I needed an adventure. Not a big one, just something fun for a day. Florida only gets a few pleasant months for exploring before the heat and mosquitoes make my Irish blood miserable, so the clock was ticking.
The Merritt Island National Wildlife Refuge has been on my bucket list for years. I’ve been to the Kennedy Space Center a few times. As my husband and daughters marveled at NASA’s engineering feats, I’ve stared off into the swamp and admired the birds and gators. So we packed a cooler and made the two-hour drive north.

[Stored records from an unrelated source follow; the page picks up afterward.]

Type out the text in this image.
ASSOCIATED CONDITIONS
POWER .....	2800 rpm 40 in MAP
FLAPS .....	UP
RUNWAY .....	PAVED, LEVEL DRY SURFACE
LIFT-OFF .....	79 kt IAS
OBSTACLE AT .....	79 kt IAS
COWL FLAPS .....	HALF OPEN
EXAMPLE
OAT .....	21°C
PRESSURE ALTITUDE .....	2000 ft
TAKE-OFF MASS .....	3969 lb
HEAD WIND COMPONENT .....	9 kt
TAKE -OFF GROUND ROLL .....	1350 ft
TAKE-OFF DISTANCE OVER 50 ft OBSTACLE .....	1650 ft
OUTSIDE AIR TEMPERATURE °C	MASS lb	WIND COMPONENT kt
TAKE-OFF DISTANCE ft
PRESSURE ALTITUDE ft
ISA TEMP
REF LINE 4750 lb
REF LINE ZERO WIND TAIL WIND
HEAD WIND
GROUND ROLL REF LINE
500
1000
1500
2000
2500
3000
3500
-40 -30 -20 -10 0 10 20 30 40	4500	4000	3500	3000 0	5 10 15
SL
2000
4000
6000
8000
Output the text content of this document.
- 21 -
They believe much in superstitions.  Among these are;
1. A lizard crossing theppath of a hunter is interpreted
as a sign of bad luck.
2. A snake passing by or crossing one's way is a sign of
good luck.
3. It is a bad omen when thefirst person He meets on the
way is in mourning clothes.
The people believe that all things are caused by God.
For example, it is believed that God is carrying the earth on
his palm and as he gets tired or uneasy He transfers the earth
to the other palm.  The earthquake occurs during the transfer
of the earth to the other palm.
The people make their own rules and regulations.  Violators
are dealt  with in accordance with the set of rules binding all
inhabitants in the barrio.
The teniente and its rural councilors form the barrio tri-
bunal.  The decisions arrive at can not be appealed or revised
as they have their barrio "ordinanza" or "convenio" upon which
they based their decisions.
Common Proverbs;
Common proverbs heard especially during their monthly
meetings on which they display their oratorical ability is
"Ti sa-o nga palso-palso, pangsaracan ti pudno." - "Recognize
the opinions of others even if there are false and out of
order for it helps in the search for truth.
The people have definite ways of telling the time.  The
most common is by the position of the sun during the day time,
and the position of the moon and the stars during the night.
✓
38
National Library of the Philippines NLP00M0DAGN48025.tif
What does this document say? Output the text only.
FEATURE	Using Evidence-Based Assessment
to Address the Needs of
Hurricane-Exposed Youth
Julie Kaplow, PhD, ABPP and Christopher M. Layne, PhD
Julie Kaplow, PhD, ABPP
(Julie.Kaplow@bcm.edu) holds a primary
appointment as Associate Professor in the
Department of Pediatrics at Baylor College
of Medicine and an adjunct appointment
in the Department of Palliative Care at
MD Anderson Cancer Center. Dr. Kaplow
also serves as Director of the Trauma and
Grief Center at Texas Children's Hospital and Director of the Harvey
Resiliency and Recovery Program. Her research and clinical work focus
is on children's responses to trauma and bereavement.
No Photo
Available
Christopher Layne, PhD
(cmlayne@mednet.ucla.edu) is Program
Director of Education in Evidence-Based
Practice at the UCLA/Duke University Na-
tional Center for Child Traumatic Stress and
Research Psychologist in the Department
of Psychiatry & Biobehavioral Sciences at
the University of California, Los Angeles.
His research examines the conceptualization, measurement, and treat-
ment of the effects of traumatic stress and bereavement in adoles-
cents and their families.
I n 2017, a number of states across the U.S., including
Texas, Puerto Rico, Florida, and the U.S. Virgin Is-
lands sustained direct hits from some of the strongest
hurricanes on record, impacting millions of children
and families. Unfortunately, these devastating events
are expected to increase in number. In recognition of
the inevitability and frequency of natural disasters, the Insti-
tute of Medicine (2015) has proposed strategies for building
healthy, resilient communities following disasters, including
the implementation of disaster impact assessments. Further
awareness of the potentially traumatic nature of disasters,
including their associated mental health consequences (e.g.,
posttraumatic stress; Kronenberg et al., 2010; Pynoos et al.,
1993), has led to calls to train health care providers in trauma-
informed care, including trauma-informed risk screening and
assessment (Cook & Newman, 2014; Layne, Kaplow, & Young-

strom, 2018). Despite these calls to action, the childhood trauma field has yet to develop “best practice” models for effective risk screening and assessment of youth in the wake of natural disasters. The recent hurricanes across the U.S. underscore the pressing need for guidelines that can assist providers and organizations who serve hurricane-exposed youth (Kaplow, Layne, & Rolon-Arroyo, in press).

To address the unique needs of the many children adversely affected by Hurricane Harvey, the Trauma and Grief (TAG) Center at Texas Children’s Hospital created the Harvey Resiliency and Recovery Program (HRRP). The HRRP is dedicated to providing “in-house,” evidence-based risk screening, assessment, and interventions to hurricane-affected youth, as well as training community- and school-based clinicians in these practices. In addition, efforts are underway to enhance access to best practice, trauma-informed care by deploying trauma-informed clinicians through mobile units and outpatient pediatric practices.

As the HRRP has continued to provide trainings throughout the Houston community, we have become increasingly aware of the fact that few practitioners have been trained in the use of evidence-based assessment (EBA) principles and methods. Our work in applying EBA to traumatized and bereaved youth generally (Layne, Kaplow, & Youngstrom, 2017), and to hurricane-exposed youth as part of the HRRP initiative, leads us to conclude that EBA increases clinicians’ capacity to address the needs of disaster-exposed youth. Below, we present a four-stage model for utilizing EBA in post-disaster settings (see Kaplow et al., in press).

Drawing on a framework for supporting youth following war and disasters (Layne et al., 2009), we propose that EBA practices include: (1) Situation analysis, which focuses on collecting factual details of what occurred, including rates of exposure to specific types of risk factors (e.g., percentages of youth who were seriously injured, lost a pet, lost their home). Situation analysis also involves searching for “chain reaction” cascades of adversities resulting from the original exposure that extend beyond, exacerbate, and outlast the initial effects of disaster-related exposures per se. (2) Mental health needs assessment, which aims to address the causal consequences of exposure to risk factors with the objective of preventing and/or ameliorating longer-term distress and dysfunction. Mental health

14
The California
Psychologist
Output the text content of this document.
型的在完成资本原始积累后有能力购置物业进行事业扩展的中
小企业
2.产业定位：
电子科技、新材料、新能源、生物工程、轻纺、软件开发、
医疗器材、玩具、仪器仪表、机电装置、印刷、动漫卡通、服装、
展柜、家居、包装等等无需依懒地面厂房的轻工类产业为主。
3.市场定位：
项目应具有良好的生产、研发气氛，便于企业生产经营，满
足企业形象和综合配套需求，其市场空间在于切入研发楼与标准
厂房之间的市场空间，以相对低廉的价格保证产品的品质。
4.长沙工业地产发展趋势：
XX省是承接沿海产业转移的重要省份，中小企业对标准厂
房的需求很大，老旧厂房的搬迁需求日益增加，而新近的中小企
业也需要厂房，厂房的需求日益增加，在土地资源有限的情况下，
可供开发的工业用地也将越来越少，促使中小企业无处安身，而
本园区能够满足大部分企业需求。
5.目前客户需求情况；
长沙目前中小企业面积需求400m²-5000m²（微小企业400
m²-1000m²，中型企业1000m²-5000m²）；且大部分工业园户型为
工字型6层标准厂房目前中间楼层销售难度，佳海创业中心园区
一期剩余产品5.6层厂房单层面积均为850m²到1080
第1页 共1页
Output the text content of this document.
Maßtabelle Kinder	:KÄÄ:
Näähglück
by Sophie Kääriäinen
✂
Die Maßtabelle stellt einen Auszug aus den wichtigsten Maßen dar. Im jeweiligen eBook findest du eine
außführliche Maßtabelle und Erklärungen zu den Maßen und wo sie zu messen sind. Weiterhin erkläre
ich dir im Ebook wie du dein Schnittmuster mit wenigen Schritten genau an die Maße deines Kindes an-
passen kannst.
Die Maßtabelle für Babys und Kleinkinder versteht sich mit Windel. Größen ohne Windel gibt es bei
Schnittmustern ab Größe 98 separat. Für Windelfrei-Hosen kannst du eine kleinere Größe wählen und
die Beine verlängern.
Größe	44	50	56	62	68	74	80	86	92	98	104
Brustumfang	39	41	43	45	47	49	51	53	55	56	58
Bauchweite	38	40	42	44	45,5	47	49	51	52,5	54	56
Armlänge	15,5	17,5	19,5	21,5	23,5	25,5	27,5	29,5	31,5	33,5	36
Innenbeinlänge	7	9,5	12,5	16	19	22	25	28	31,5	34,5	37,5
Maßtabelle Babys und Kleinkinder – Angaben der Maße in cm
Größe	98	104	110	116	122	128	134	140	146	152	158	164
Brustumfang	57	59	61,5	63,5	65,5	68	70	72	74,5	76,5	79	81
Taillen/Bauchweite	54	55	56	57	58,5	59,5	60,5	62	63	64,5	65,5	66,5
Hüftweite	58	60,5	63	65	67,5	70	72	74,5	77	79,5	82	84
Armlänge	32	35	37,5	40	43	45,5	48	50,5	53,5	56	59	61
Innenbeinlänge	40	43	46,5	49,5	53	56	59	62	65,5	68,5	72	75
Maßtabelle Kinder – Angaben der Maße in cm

At the visitor center, we walked past tourists taking selfies with an orange tree. Songbirds darted about the boardwalk, and a pair of ospreys guarded their nest. Leaving there we drove down a dirt lane that opened up to a vast vista of mangrove swamp and open water. NASA’s launch pad and Vehicle Assembly Building towered in the distance, a stark reminder that though surrounded by wilderness you weren’t far from modern society.
The Refuge is a bird watcher’s dream. My daughter grabbed binoculars and checked off species on her list. I grabbed my camera and clicked in every direction. My husband grabbed his lunch. Everyone was happy!
Merritt Island spans diverse ecosystems—swamp, pinelands, scrublands, and coast. We viewed alligators, shorebirds, passerines, and birds of prey. Florida scrub jays greeted us with their raucous screeches, and a bald eagle swooped just over our heads. An elusive roseate spoonbill tormented me by staying too far away for a decent photograph, but the herons cooperated for the camera. The Black Point Wildlife Drive—a single lane unpaved trail–is the heart of the Refuge. It winds through three miles of wetlands filled with herons, egrets, and waterfowl. But the highlight of our trip was the nest of Great Horned Owls. It was almost dusk when we found them. Two little fuzzball owlets popped their heads up over the side of the nest while Mama (or Papa) sat nearby. I was in heaven.
What a perfect adventure. I needed that day in old Florida–a Florida that existed for eons before the population grew and paved everything around it. We birdbrains still need the wild spaces.